Man sei nur so alt wie man sich fühle, lautet ein geflügeltes Wort, das in den letzten Jahren dermassen überstrapaziert worden ist, dass es unterdessen vor lauter Erschöpfung kaum mehr vom Boden abheben kann. Gottseidank haben sich fündige PR-Leute im Dienste des Verkaufes von einem fortgeschrittenen Alter als wünschbarem Zustand vor einiger Zeit einen neuen Spruch einfallen lassen, einen ziemlich flexiblen sogar: Fünfzig sei das neue Vierzig heisst es da. Oder auch: Sechzig das neue Fünfzig. Die britischen Medien sind ganz  begeistert von dieser neuen Einsicht und drucken reihenweise Fotostrecken ab mit bunten Kleidern für 70jährige, die sich fühlen wie ganz junge 60jährige.

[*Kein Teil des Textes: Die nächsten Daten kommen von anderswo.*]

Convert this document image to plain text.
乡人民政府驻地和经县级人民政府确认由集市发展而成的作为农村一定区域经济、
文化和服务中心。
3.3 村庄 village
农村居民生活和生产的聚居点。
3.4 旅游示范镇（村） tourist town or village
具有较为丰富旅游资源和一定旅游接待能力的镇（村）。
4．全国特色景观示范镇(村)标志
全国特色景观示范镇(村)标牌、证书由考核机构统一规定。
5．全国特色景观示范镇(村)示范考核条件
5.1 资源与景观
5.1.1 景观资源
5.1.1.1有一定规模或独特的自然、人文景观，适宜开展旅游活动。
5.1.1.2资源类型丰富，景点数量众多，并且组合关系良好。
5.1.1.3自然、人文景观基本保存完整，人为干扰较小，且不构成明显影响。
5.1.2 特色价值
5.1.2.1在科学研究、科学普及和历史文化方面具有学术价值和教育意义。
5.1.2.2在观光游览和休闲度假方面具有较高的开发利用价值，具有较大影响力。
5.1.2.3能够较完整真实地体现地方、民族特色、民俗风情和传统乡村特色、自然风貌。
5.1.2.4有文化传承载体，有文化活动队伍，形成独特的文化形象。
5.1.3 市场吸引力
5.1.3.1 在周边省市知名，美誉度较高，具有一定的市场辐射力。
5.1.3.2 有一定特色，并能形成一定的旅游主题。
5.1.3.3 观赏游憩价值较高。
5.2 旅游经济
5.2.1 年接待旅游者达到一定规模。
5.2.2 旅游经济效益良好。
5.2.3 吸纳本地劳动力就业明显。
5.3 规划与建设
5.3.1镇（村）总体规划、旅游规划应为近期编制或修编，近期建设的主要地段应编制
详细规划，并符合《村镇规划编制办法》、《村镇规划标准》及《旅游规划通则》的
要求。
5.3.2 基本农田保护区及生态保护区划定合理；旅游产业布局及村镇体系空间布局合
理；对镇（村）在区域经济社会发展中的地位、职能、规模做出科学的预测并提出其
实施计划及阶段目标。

Als ob Farben im Alter vorher verboten gewesen wären!

Immerhin hat die Maxime erfreulich viel Platz für grosszügige Ausnahmen. In gewissen Fällen – bei mir zum Beispiel – ist ja Fünfzig eher das neue Dreissig. Andererseits kenne ich den einen oder anderen 20jährigen, der daher kommt wie ein 50jähriger. Und all diese penetrant lauten Teenager mit ihren Halbmasthosen und amerikanischen Kraftausdrücken können mit der Maxime mühelos zum quengelnden Kleinkind reduziert werden: sechzehn, das neue sechs.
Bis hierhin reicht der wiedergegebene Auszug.